Mayor Mamdani said every New Yorker deserves cleaner air, and honestly, that sounds obvious until you realize how unevenly this city has distributed the basic quality-of-life resources. Some neighborhoods get waterfront rezoning, boutique fitness studios, and bike lanes lined with baby strollers. Other neighborhoods get asthma clusters and eighteen-wheelers.

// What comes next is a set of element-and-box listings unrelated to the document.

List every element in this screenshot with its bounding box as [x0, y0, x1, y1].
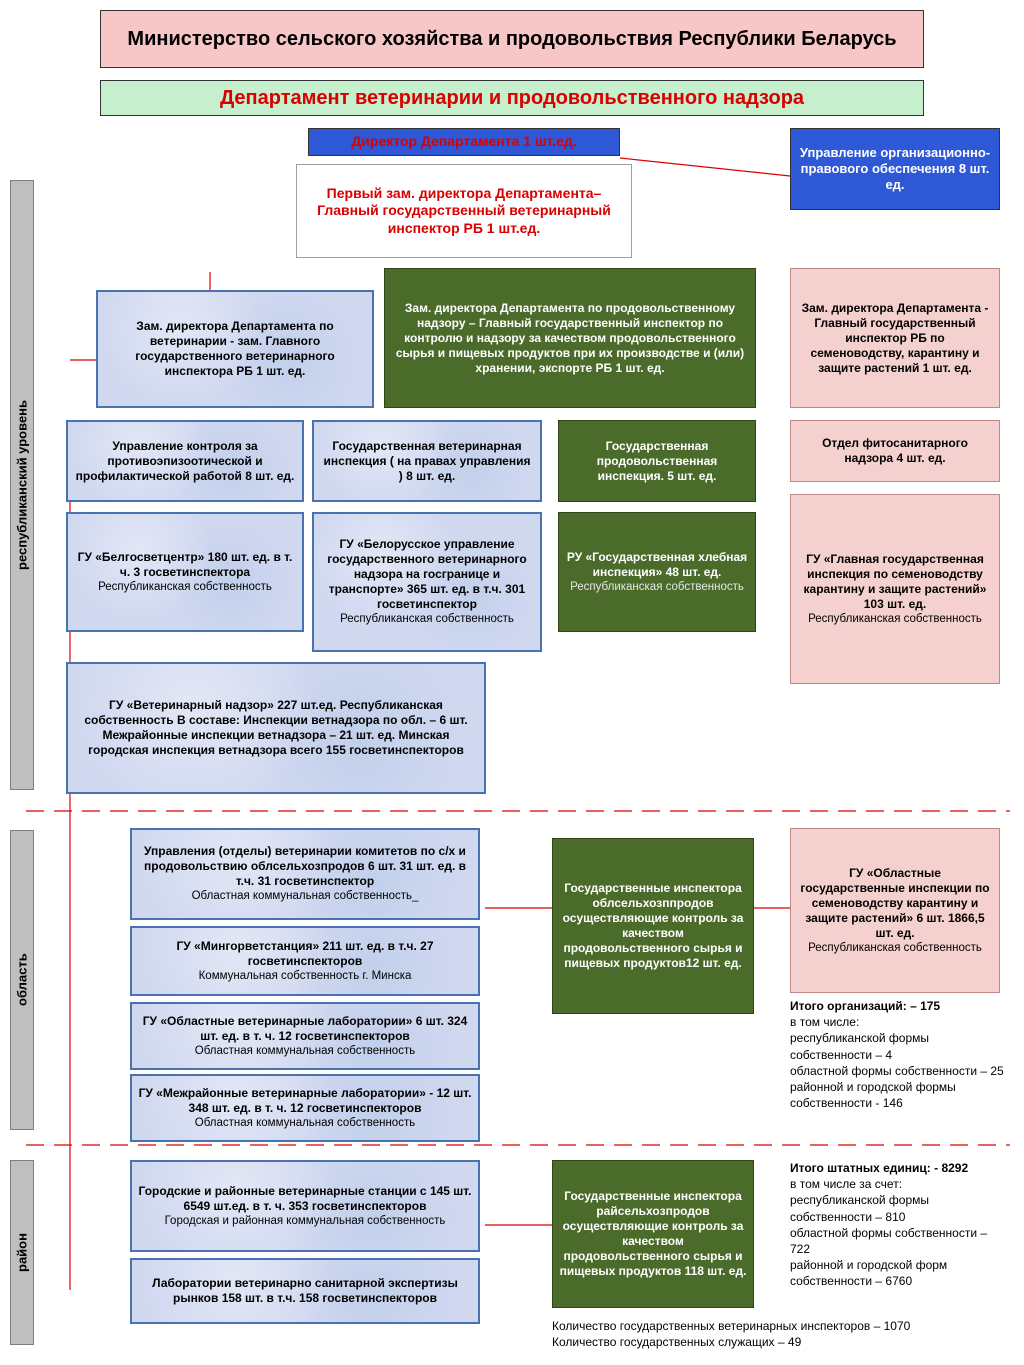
belgosvet-box: ГУ «Белгосветцентр» 180 шт. ед. в т. ч. …: [66, 512, 304, 632]
zam-plants-box: Зам. директора Департамента - Главный го…: [790, 268, 1000, 408]
ru-khleb-box: РУ «Государственная хлебная инспекция» 4…: [558, 512, 756, 632]
gor-ray-stations-sub: Городская и районная коммунальная собств…: [165, 1214, 446, 1228]
gu-glavnaya-sub: Республиканская собственность: [808, 612, 982, 626]
gu-glavnaya-box: ГУ «Главная государственная инспекция по…: [790, 494, 1000, 684]
summary-org-l1: в том числе:: [790, 1015, 859, 1029]
footer-l1: Количество государственных ветеринарных …: [552, 1319, 910, 1333]
first-deputy-box: Первый зам. директора Департамента– Глав…: [296, 164, 632, 258]
gu-obl-insp-box: ГУ «Областные государственные инспекции …: [790, 828, 1000, 993]
summary-staff-title: Итого штатных единиц: - 8292: [790, 1161, 968, 1175]
gu-glavnaya-text: ГУ «Главная государственная инспекция по…: [797, 552, 993, 612]
department-title: Департамент ветеринарии и продовольствен…: [100, 80, 924, 116]
upr-kontrol-box: Управление контроля за противоэпизоотиче…: [66, 420, 304, 502]
summary-org-l3: областной формы собственности – 25: [790, 1064, 1004, 1078]
mingorvet-sub: Коммунальная собственность г. Минска: [199, 969, 412, 983]
belgosvet-sub: Республиканская собственность: [98, 580, 272, 594]
level-oblast: область: [10, 830, 34, 1130]
summary-staff-l1: в том числе за счет:: [790, 1177, 902, 1191]
summary-org-l4: районной и городской формы собственности…: [790, 1080, 956, 1110]
belgosvet-text: ГУ «Белгосветцентр» 180 шт. ед. в т. ч. …: [74, 550, 296, 580]
summary-org-l2: республиканской формы собственности – 4: [790, 1031, 929, 1061]
vet-nadzor-box: ГУ «Ветеринарный надзор» 227 шт.ед. Респ…: [66, 662, 486, 794]
gos-food-insp-box: Государственная продовольственная инспек…: [558, 420, 756, 502]
mingorvet-text: ГУ «Мингорветстанция» 211 шт. ед. в т.ч.…: [138, 939, 472, 969]
bel-upr-nadzor-box: ГУ «Белорусское управление государственн…: [312, 512, 542, 652]
gor-ray-stations-text: Городские и районные ветеринарные станци…: [138, 1184, 472, 1214]
upr-otdely-box: Управления (отделы) ветеринарии комитето…: [130, 828, 480, 920]
ru-khleb-sub: Республиканская собственность: [570, 580, 744, 594]
gos-insp-ray-box: Государственные инспектора райсельхозпро…: [552, 1160, 754, 1308]
gu-obl-insp-sub: Республиканская собственность: [808, 941, 982, 955]
summary-org: Итого организаций: – 175 в том числе: ре…: [790, 998, 1010, 1111]
lab-expert-box: Лаборатории ветеринарно санитарной экспе…: [130, 1258, 480, 1324]
mezhray-lab-sub: Областная коммунальная собственность: [195, 1116, 415, 1130]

“New Yorkers are already benefitting from congestion pricing, and now we’re taking it a step further by investing those funds to improve asthma outcomes for children in the Bronx,” said Mayor Mamdani. “Every New Yorker deserves to breathe cleaner air. This initiative puts public health front and center as we build a cleaner, healthier city.”
So when MTA Chair Janno Lieber calls congestion pricing a “win-win,” Bronx residents are justified in asking: Winning for whom? Because historically, they’ve been the ones paying the hidden costs.
“Reducing air pollution has always been one of the core goals of New York’s Congestion Pricing program,” said MTA Chair and CEO Janno Lieber. “The data shows it’s already succeeding, and now we’re taking the next step by using revenues to fund additional improvements for Bronx residents.”
Now, to be fair, this investment is significant. It’s the third major announcement under the congestion pricing mitigation initiative, following: $15 million to replace polluting refrigeration units in Hunts Point, and $20 million for NYC DOT’s Clean Trucks Program, promoting cleaner fuel and electric vehicles.
Those are meaningful steps. But nobody should confuse progress with completion.
A $20 million investment cannot undo generations of infrastructure decisions that treated Black and Brown lungs as expendable. It cannot erase decades of environmental neglect overnight. But it does represent something many Bronx families have rarely experienced from City Hall: targeted acknowledgment.
Not pity.
Not performative sympathy.
Acknowledgment.
And on World Asthma Day 2026, that acknowledgment finally arrived attached to actual dollars.
Because the truth is simple: children in the Bronx should not have to fight harder to breathe simply because of their zip code.
And if congestion pricing money can help change that? Then maybe the real traffic problem was never just cars.
Maybe it was whose suffering New York decided was acceptable.